機器内雑音が無線性能を左右する

「携帯機器に組み込んだ無線LANの通信速度が本来の半分程度しか得られない」
「ノートパソコンに搭載しいたワンセグ放送の受信機能できちんと映像が映らない」
日経エレクトロニクス6月18日号によると、携帯電話機やノートパソコンといった機器の無線や放送関連の機能で当初の設計どおりに性能がでない現象が増えているという。この原因として注目を集めているのがEMC問題である。内蔵するLSIやプリント基板で発生した電磁雑音が、無線の受信回路などに悪影響を及ぼす現象を指している。

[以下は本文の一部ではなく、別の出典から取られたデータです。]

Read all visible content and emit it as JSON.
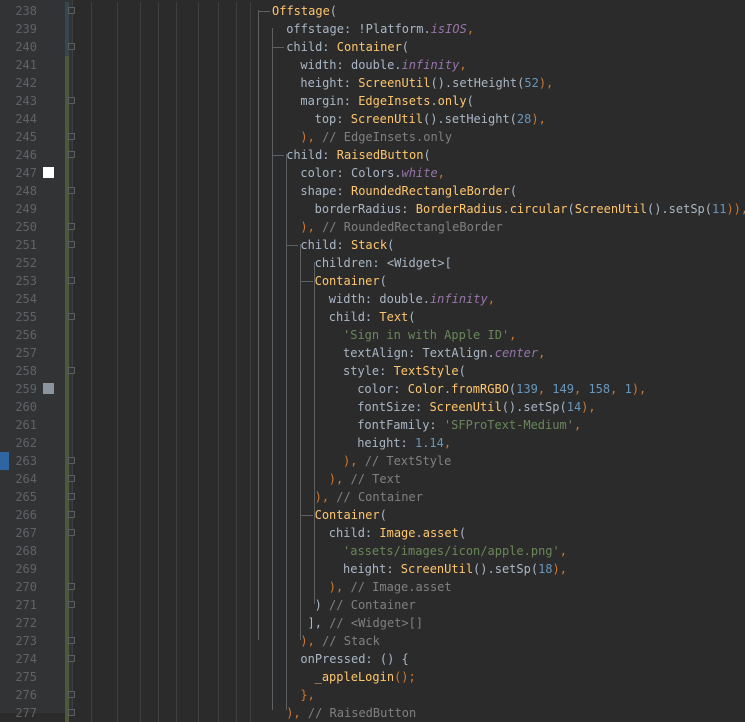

従来、電磁雑音の問題といえば機器間のEMCを指すことが多かった。日本のVCCI規格や米国のFCC規格など、各国・地域で定める自主規制や法規制が対象とするのがこの問題である。他の機器の誤動作や破壊を防ぐため。エレクトロニクス機器を製品化する際は、これらの規制を遵守することが必須となっている。
一方、機器内のEMCで問題にあるのは、LSIやプリント基板など雑音の発生源から数cmしかはなれていない近傍における電磁雑音であり、その強度は極めて小さい。
ハードウェアは利用するだけの身であり、なにげなく使っている新機能ではあるが、コンパクトかつ高性能化に対する製造の苦労が偲ばれる話であった。